Guard Therapeutics is staging a remarkable recovery following a setback in its phase 2 clinical trial for kidney injury treatment. Despite the trial being halted early due to a primary endpoint failure, the Swedish biotech is boldly declaring this setback as “insignificant.” Instead, they are highlighting promising longer-term efficacy data that points to a bright future for their asset.
The phase 2 trial initially aimed to determine whether RMC-035, a genetically engineered protein variant known for organ protection, outperformed a placebo in preventing acute kidney injury (AKI) within 72 hours after heart surgery. An interim analysis of the primary endpoint data suggested that RMC-035 did not surpass the placebo in this aspect. Nevertheless, Guard continued to monitor the 177 participants for longer-term outcomes.

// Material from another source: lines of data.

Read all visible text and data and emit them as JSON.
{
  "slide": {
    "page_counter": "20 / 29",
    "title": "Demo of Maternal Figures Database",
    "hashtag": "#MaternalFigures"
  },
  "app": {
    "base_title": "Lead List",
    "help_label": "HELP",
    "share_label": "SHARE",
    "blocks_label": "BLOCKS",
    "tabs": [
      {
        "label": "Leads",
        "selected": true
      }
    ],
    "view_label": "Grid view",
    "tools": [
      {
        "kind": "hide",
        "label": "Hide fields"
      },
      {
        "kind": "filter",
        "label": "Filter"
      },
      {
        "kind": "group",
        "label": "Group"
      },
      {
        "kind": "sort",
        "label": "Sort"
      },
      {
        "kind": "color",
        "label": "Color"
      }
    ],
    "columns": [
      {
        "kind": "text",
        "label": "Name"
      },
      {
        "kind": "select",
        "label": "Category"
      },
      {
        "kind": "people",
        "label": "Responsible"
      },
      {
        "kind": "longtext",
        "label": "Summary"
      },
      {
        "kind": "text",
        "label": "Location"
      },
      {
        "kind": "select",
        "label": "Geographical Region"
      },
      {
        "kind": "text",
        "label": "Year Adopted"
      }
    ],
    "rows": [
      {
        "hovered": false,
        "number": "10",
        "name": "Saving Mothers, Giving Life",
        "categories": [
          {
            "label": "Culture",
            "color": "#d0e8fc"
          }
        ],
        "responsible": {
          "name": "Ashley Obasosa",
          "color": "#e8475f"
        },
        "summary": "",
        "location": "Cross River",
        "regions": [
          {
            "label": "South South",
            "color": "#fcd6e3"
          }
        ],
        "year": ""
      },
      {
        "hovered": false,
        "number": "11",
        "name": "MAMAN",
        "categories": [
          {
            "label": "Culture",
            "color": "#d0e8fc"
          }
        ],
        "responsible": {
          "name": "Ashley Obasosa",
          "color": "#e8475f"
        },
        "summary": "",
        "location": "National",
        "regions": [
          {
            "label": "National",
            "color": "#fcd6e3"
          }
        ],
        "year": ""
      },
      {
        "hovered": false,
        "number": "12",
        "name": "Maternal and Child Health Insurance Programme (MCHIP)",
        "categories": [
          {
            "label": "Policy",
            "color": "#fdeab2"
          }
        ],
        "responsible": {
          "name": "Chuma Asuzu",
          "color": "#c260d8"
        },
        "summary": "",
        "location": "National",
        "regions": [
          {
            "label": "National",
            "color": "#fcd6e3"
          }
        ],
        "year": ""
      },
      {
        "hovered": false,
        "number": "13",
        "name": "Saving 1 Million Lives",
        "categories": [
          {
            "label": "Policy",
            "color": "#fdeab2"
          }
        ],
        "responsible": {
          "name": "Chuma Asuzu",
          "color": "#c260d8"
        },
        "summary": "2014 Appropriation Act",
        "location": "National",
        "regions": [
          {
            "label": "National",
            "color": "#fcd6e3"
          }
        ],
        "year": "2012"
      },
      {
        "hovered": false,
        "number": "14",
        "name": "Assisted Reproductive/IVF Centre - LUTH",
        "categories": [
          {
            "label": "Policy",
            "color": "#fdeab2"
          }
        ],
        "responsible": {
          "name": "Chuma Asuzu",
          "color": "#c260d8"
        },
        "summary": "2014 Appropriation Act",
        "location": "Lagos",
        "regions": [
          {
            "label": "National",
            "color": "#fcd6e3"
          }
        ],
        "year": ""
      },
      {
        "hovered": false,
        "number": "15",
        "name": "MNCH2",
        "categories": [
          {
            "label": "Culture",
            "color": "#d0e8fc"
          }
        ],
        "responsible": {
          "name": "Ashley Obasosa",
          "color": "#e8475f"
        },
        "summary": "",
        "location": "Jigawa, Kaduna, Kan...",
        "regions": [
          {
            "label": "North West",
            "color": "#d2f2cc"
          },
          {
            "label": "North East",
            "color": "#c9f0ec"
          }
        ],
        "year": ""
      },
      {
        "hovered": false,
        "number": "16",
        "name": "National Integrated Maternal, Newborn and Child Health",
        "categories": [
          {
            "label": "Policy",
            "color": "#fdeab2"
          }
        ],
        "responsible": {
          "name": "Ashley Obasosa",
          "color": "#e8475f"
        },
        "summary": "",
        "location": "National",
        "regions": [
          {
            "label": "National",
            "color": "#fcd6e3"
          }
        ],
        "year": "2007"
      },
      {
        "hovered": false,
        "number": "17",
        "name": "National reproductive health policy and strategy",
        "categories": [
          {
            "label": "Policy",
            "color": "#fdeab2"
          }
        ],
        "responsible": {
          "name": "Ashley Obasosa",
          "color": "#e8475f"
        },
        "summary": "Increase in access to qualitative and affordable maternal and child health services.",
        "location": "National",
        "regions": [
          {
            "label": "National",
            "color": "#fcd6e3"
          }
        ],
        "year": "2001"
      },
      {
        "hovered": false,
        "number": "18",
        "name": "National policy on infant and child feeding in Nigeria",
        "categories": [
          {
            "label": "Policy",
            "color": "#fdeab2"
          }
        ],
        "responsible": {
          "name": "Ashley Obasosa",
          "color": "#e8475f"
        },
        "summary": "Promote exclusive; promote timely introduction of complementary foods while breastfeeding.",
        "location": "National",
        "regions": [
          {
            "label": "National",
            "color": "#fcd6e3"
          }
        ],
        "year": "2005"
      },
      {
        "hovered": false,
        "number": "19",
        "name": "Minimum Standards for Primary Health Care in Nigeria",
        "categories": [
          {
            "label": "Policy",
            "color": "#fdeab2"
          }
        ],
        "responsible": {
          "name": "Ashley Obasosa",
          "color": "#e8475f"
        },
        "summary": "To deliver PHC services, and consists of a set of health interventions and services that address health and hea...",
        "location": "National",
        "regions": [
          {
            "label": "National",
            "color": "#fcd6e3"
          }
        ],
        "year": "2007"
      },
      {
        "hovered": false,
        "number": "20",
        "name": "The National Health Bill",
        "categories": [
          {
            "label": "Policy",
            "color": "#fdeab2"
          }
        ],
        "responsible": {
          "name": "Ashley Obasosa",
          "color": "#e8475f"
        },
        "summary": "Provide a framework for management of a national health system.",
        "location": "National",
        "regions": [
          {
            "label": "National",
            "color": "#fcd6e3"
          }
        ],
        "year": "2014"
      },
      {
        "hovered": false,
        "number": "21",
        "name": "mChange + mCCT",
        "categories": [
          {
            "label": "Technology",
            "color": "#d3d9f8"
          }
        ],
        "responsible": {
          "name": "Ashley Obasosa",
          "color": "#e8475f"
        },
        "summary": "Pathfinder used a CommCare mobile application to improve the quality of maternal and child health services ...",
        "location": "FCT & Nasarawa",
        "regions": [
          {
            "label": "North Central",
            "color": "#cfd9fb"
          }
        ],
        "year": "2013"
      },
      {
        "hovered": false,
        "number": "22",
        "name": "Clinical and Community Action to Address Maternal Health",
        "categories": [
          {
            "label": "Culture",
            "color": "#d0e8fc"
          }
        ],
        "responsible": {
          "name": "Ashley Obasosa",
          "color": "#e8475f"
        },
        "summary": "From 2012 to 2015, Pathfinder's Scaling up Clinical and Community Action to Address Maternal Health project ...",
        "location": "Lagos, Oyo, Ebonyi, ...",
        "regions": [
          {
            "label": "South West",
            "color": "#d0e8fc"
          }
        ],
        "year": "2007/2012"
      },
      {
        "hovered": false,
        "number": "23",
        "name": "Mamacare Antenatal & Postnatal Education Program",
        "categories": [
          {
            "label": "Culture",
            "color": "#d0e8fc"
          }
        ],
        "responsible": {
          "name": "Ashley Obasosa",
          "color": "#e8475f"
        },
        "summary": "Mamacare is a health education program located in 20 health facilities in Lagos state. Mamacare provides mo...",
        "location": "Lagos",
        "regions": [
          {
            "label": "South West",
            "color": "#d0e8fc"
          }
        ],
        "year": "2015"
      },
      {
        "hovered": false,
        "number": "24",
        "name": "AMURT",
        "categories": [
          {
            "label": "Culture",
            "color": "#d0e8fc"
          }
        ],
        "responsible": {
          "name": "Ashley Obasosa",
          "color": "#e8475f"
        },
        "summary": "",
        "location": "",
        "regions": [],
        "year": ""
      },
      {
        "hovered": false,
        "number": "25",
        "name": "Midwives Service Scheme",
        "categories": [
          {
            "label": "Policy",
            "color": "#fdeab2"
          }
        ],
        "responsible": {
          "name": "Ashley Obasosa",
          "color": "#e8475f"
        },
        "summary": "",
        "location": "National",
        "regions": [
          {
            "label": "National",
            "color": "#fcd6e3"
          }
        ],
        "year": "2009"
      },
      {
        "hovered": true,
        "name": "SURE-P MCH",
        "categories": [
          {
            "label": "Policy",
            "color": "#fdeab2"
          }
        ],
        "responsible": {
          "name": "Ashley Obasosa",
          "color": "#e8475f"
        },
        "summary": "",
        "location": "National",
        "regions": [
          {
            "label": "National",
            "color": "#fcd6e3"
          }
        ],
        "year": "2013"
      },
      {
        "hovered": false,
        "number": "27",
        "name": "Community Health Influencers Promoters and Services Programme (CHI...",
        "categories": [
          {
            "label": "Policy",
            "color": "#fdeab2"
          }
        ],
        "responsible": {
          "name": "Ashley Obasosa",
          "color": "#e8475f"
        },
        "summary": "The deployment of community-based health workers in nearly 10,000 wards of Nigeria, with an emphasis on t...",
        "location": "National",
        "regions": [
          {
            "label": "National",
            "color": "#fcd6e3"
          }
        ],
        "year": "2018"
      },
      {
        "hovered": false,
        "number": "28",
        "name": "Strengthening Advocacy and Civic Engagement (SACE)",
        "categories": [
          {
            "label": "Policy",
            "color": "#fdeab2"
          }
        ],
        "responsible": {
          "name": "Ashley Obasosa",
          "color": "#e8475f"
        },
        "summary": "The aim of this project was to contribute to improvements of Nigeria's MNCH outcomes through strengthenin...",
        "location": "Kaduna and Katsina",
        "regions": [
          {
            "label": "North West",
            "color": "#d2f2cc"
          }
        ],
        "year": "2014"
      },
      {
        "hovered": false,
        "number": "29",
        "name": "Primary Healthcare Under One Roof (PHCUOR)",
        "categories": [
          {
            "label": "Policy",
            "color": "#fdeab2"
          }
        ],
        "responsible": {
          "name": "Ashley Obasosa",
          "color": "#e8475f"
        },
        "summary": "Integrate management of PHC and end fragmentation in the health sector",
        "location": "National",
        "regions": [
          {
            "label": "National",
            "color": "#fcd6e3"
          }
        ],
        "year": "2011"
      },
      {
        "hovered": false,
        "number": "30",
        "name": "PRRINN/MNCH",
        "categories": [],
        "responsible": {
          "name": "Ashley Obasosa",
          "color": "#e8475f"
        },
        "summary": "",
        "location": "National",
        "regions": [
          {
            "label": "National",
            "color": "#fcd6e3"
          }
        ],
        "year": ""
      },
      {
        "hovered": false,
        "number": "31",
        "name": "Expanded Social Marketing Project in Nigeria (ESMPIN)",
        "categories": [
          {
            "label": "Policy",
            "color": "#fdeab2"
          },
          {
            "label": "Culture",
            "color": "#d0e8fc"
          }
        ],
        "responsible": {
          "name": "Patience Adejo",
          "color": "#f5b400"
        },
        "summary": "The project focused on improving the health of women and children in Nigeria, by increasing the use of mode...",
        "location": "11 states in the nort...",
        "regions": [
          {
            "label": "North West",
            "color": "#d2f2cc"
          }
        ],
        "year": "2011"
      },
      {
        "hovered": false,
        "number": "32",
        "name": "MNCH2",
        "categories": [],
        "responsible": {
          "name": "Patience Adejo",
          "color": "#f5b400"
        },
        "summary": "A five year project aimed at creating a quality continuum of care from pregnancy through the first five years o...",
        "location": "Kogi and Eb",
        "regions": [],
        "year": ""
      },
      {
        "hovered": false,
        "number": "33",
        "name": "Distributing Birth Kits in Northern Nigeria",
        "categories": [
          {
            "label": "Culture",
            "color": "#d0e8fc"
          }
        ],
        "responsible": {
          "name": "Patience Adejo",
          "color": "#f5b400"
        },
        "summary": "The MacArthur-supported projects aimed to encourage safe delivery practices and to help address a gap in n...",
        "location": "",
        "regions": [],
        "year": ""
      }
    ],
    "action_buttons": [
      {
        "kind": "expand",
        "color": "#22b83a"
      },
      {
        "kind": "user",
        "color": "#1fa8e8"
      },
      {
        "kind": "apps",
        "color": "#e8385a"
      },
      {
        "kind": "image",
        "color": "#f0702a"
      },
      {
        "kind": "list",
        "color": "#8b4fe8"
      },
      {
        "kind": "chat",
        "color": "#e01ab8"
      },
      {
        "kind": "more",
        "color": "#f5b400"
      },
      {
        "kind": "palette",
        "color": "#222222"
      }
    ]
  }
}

“We are very excited by the results of this phase 2 trial with RMC-035. Whereas the chosen primary (acute) endpoint AKI failed, it is important to note that AKI merely serves as a short-term prognostic indicator of clinically relevant outcomes, including long-term kidney function and Major Adverse Kidney Events (MAKE). The actual efficacy of RMC-035 assessed by these hard clinical outcomes is far above expectations and makes the chosen primary endpoint, AKI, irrelevant in this context. The study has clearly demonstrated the efficacy signals needed to advance the project towards a future pivotal study. With these results we are back on track, strengthened in our confidence to establish a new and unique treatment for the prevention of kidney injuries in heart surgery and proceed with the clinical development of RMC-035 as planned. We are eagerly awaiting further discussions with regulatory authorities, and we look forward to providing more information about the clinical pathway shortly”
– Tobias Agervald, CEO at Guard Therapeutics
Now, Guard has disclosed the extended data on secondary endpoints. The company designed the trial in a way that any p-values < 0.1 would be statistically significant, and it achieved this on two of its 90-day secondary endpoints.
One notable finding was the improvement in eGFR change, a measure of kidney function, from baseline on Day 90, favouring RMC-035 over the placebo, with a p-value of 0.06. Additionally, Guard linked RMC-035 to a reduction in major adverse kidney events through Day 90. The treatment arm exhibited a rate of 6.7%, compared to the placebo group’s 15.9%, resulting in a p-value of 0.047.
“The top-line results from Guard Therapeutics’ phase 2 clinical trial AKITA with RMC-035 are very exciting, as they represent a potential breakthrough for the protection of kidney function in open-heart surgery. The consistency between improved kidney function and MAKE reduction in the stable phase after surgery is compelling because these outcome measures offer distinct perspectives on assessing the kidney-protective treatment effect. As the lead investigator of the AKITA trial, I am eager to see the compound’s further development progress and ultimate contribution to improving patient outcomes.”
– Prof. Dr. Alexander Zarbock
However, it’s important to note that the primary endpoint faced a significant setback. The incidence of AKI in the RMC-035 group was 50.6%, higher than the 39.8% seen in the placebo group. Guard attributed this result, and possibly the primary endpoint’s failure, to a drug-induced increase in serum creatinine among RMC-035 recipients. As a result, the company argued against placing undue focus on the AKI data.
This unique perspective resonated positively with some investors, as Guard’s stock price tripled in response to the announcement, surging from 0.16 Swedish kronor ($0.01) to 0.48 Swedish kronor. However, it’s worth noting that the stock price remains below its pre-April levels when news of the primary endpoint failure initially emerged. This intriguing turn of events suggests that Guard Therapeutics is not giving up on its kidney injury treatment just yet, with longer-term data offering a glimmer of hope amid initial setbacks.